Shares in mobile payments giant Paytm nosedived Thursday after regulators ordered its banking arm to stop accepting fresh deposits, dealing a fresh blow to the fintech firm after years of losses.
The company collapsed 20 percent at the open of trade in Mumbai before a trading halt, the day after the Reserve Bank of India (RBI) reported “persistent non-compliances” at Paytm Payments Bank.
The RBI said it would not be able to accept new deposits, offer fund transfers or help facilitate credit transactions from March, although customers will be able to withdraw cash already deposited.
Paytm said in a statement Thursday that it was taking “immediate steps” to comply with the RBI’s demands.
It said the order would have an annual “worst case impact” of between 3-5 billion rupees ($36-$60 million) on earnings but added that it “expects to continue on its trajectory to improve its profitability”.

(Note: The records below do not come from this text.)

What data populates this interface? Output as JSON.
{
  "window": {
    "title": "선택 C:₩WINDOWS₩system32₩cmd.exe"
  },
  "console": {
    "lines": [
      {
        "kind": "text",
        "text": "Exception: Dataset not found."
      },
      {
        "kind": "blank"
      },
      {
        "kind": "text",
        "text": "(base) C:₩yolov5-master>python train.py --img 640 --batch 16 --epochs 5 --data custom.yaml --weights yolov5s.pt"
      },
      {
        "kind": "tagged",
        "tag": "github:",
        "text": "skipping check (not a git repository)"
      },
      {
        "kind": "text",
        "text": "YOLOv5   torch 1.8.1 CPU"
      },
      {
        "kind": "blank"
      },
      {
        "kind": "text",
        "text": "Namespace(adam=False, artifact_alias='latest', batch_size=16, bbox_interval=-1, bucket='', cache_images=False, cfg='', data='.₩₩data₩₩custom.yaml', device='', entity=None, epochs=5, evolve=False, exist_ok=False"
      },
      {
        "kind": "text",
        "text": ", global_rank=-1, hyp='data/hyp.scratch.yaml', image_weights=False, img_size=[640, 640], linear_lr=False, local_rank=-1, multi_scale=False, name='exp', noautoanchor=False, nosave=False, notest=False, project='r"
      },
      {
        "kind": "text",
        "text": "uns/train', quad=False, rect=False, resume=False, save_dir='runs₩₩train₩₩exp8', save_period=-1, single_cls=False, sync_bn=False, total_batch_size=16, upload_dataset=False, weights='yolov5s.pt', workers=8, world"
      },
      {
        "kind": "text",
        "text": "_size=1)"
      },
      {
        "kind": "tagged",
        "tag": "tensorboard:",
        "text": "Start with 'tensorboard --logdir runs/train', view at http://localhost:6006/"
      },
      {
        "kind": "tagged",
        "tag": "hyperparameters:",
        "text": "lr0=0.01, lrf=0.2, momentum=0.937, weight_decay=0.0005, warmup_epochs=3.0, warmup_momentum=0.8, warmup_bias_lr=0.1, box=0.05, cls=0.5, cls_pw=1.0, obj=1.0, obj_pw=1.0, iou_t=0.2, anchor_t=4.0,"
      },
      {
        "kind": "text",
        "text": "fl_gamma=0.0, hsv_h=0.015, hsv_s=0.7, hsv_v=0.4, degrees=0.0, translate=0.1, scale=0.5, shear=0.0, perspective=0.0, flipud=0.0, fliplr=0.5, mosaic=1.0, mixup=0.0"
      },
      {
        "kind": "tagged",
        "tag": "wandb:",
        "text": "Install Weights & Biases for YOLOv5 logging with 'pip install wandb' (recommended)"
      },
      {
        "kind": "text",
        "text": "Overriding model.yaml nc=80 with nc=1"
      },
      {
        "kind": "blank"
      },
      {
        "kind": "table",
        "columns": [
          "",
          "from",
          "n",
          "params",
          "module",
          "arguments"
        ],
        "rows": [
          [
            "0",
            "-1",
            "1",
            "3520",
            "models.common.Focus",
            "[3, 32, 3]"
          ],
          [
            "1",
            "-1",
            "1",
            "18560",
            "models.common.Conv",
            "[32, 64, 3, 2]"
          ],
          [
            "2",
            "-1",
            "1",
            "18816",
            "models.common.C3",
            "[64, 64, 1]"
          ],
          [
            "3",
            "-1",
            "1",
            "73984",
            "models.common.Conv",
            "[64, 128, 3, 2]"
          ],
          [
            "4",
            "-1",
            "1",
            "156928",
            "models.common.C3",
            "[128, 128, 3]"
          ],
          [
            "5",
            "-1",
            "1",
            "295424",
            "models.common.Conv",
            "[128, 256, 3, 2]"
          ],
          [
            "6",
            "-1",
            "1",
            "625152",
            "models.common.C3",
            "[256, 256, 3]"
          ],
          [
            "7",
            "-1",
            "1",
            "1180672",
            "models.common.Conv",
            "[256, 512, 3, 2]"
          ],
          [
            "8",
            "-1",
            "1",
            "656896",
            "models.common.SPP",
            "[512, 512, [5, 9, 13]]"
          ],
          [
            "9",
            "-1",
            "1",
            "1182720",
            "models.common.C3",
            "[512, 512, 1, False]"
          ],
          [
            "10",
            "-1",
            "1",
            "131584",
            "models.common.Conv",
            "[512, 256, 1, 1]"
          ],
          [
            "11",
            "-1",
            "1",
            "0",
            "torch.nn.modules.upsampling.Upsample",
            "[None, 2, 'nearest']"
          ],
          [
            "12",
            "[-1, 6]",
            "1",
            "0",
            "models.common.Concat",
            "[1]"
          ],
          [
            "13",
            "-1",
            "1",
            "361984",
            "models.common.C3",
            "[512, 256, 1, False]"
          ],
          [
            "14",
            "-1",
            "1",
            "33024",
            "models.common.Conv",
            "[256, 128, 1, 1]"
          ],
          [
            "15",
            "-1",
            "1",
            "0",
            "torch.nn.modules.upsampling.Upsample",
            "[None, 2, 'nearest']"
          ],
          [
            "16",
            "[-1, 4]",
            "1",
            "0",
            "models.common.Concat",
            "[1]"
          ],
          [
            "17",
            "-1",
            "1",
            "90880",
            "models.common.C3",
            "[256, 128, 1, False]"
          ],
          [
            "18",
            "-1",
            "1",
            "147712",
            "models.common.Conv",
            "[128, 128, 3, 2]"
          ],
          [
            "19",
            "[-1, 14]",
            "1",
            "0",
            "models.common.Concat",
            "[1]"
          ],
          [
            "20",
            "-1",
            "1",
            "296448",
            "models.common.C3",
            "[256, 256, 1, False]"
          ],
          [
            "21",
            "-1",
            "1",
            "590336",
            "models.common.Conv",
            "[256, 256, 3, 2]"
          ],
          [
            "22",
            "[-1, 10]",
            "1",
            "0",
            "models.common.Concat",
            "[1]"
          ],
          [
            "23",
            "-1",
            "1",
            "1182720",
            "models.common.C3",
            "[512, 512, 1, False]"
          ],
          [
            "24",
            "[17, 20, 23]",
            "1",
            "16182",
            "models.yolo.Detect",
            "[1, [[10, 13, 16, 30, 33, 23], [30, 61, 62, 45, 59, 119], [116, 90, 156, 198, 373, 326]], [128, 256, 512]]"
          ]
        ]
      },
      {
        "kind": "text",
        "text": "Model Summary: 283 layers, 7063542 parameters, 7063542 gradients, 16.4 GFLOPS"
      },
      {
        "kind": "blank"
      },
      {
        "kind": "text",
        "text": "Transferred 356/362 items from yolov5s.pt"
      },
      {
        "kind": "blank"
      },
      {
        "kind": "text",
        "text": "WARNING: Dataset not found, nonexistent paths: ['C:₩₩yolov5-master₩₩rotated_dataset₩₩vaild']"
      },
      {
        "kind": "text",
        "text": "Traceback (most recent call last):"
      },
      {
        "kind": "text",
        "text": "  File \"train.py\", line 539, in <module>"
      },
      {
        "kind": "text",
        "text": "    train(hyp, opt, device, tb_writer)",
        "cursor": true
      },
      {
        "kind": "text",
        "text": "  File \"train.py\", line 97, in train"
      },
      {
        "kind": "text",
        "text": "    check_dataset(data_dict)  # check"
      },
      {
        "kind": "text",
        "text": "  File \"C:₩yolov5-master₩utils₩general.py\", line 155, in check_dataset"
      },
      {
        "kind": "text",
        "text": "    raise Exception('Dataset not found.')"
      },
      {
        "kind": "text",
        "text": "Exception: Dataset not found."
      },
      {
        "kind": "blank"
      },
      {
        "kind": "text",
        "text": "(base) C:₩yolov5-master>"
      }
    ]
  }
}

The decision is the second major regulatory action against the bank, after the RBI asked it to stop adding new customers in 2022.
Paytm’s platform was launched in 2010 and quickly became synonymous with digital payments in a country traditionally dominated by cash transactions.
Shop owners, taxi and rickshaw drivers and other vendors accept payments as low as 10 rupees ($0.13) using Paytm’s ubiquitous blue-and-white QR code stickers.
Paytm holds a 49 percent stake in the payments bank, a separate but connected business, while founder Vijay Shekhar Sharma holds the remaining 51 percent.
The firm listed in Mumbai in November 2021 but its shares have since been hammered and are down more than 70 percent since the initial public offering as investors fret over its profitability and grow worried about regulatory rows.
Analysts said the RBI order effectively stalled the bank.
“For all practical purposes, the above notifications end the operations of Paytm Payments Bank,” brokerage firm Bernstein said in a note.
“This is a definite negative development and adds to the already heavy regulatory overhang on the business.”